Sabtu, 10 November 2018

Kemenag Siapkan PMA Pendidikan Inklusif pada Madrasah

Kemenag Siapkan PMA Pendidikan Inklusif pada Madrasah

  • Kamis, 08 November 2018 12:28 WIB
Suasana penyusunan PMA Pendidikan Inklusif pada Madrasah di Bogor, Kamis (08/11)
Bogor (Kemenag) --- Kementerian Agama menyiapkan rancangan Peraturan Menteri Agama (PMA) tentang Pendidikan Inklusif pada Madrasah. Regulasi ini disiapkan dalam rangka memberikan peningkatan pelayanan pendidikan Islam di Indonesia.
“Saat ini praktik pendidikan inklusif sebenarnya sudah banyak dilakukan oleh madrasah-madrasah di Indonesia.

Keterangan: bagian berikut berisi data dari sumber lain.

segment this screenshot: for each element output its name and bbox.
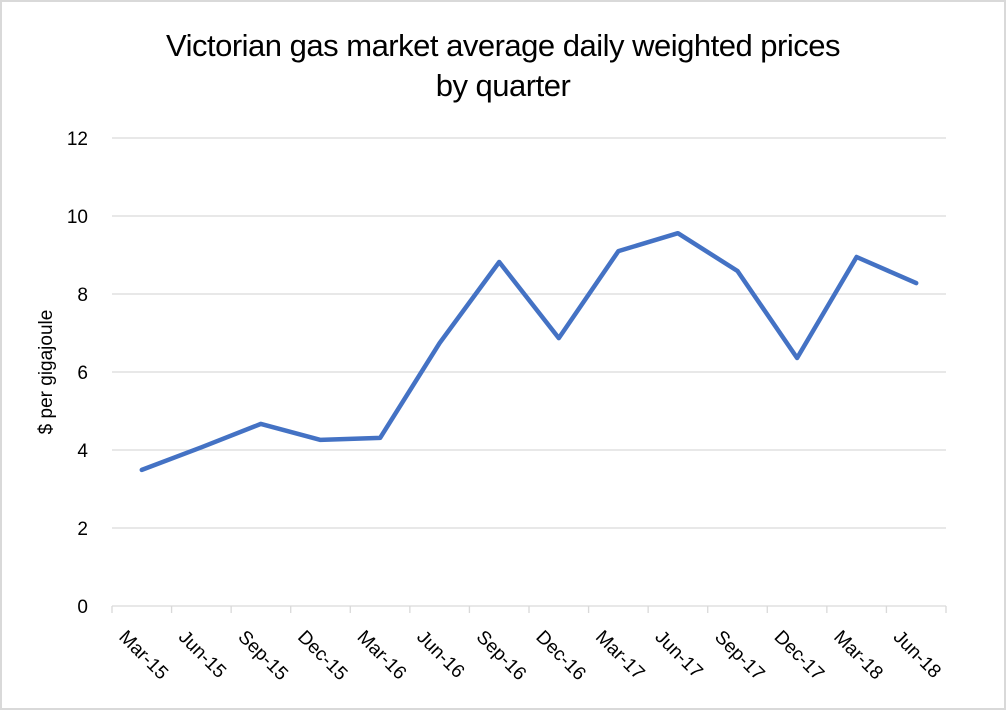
- y-tick-label: 8: [77, 285, 88, 306]
- x-tick-label: Jun-18: [889, 627, 945, 683]
- y-tick-label: 2: [77, 519, 88, 540]
- x-tick-label: Jun-16: [412, 627, 468, 683]
- x-tick-label: Sep-16: [472, 627, 530, 685]
- x-tick-label: Sep-15: [234, 627, 292, 685]
- x-tick-label: Sep-17: [710, 627, 768, 685]
- x-axis-tick-labels: Mar-15 Jun-15 Sep-15 Dec-15 Mar-16 Jun-16 Sep-…: [114, 627, 944, 685]
- chart-title-line-2: by quarter: [435, 68, 571, 103]
- x-tick-label: Dec-17: [770, 627, 828, 685]
- y-tick-label: 4: [77, 441, 88, 462]
- x-tick-label: Mar-17: [591, 627, 648, 684]
- data-series-line: [139, 230, 919, 473]
- x-axis: [111, 605, 947, 613]
- y-tick-label: 6: [77, 363, 88, 384]
- x-tick-label: Mar-16: [353, 627, 410, 684]
- y-axis-label: $ per gigajoule: [36, 310, 57, 435]
- x-tick-label: Jun-15: [174, 627, 230, 683]
- gridlines: [112, 137, 946, 529]
- x-tick-label: Dec-15: [293, 627, 351, 685]
- x-tick-label: Jun-17: [651, 627, 707, 683]
- x-tick-label: Dec-16: [531, 627, 589, 685]
- y-tick-label: 10: [67, 207, 88, 228]
- y-axis-ticks: 0 2 4 6 8 10 12: [67, 129, 89, 618]
- x-tick-label: Mar-18: [829, 627, 886, 684]
- y-tick-label: 0: [77, 597, 88, 618]
- chart-title-line-1: Victorian gas market average daily weigh…: [165, 28, 841, 63]
- chart-title: Victorian gas market average daily weigh…: [0, 26, 1006, 106]
- y-tick-label: 12: [67, 129, 88, 150]
- x-tick-label: Mar-15: [114, 627, 171, 684]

Namun, perkembangannya belum cukup masif,” ujar Direktur Kurikulum, Sarana, Kelembagaan, dan Kesiswaan (KSKK) Madrasah A.Umar, saat membuka Bimtek Peningkatan Madrasah Inklusif, di Bogor, Kamis (08/11).
Penyiapan  PMA dilakukan dengan melibatkan pelaku-pelaku pendidikan inklusif pada madrasah. “Kita mengundang kepala madrasah, guru madrasah, serta perwakilan kemenag provinsi,” kata Umar.
Umar berharap, keberadaan PMA ini dapat mendorong madrasah untuk melakukan pendidikan inklusif. 
Kasubdit Kelembagaan dan Kerjasama Direktorat KSKK Madrasah Kemenag Abdulah Faqih menjelaskan,  penyelenggaraan pendidikan inklusif di madrasah sebenarnya sudah berlangsung sejak 2008. Namun baru pada 2013, Kemenag mulai mengembangkan kebijakan penyelenggaraan pendidikan inklusif di madrasah.  
Menurutnya, dalam rentang 2015 – 2016, tercatat ada 22 madrasah yang ditetapkan sebagai penyelenggaraan pendidikan inklusif. Madrasah itu terdapat di beberapa provinsi, yakni: Jawa Timur, Jawa Tengah, Sulawesi Selatan, Nusa Tenggara Barat, dan Banten.
“Nah, praktiknya saat ini madrasah penyelenggara pendidikan inklusif ini sudah banyak tersebar di beberapa provinsi lainnya. Tidak hanya pada 22 madrasah itu,” jelas Faqih.
“Dengan adanya PMA ini, diharapkan ada standarisasi pengelolaan pendidikan inklusif pada madrasah-madrasah yang telah menyelenggarakan layanan tersebut. Ini akan membuka peluang dilaksanakannya kolaborasi-kolaborasi untuk peningkatan layanan tersebut,” tutup Faqih.
Senada dengan Faqih, Emilia Kristiyanti dari Helen Keller Indonesia yang hadir sebagai salah satu narasumber juga menyampaikan pendidikan inklusif dapat berlangsung dengan baik, bila dilakukan kolaborasi oleh pelaku-pelaku pendidikan.
“Madrasah bila ingin menerapkan pendidikan inklusif, ya harus membangun kolaborasi-kolaborasi dengan lembaga atau pihak lain. Misalnya dengan sekolah luar biasa (SLB)  dan sebagainya,” ujar Emilia.